In the before times you could bump into him in line at New Deal Fruit, the Revere farmers market, or the immigrant businesses on Shirley Ave. He didn’t deliver sermons, he delivered services. He didn’t worry about fiscal probity. He got jobs and money for his district (and yes his supporters and relatives). In a job strapped district he tried to save the tracks, then made sure local union contractors got hired when they ultimately got redeveloped. He brought in Amazon to replace a closing candy factory. If the rise of Trump has taught us anything, it’s that good jobs, or even the mere promise of them, motivate voters more than fighting corruption or saving the climate or stopping racism.

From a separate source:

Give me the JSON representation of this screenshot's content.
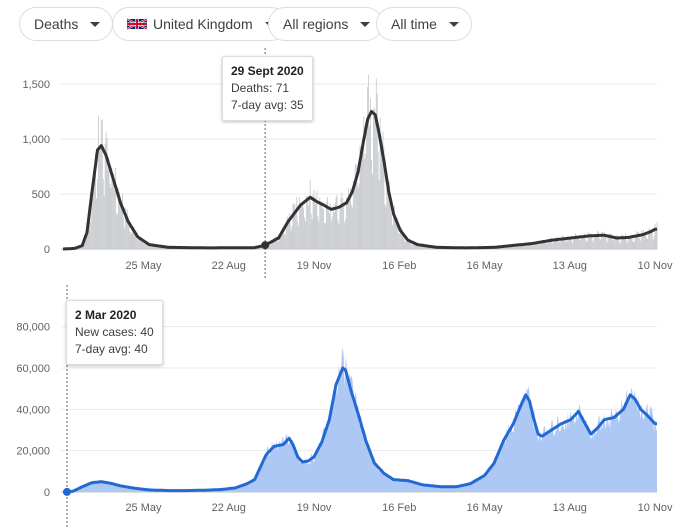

Last I checked immigrants, prisoners, and children do not vote in the 19th Suffolk. Perhaps that’s why DeLeo only half heartedly fought for an already watered down criminal justice reform bill. Or why he let the Safe Communities Act languish despite his district having one of the highest number of undocumented families in the state. It could explain how his timid leadership on climate, along with a reticence to raise new revenue, squandered the progressive possibilities of the supermajority he commanded, particularly during the time when he served with a Democratic Governor. That moderation also kept his ideologically diverse caucus together against a Republican one.
Progressives could learn a thing or two about how he slowly accumulated favors in exchange for votes and how it grows him maintain power for so long. They should apply those lessons in raw politics toward electing a progressive speaker who can deliver on the progressive priorities DeLeo put on the back burner. Forget another do nothing Governor, we need a progressive speaker able to deliver for the state like DeLeo delivered for his district.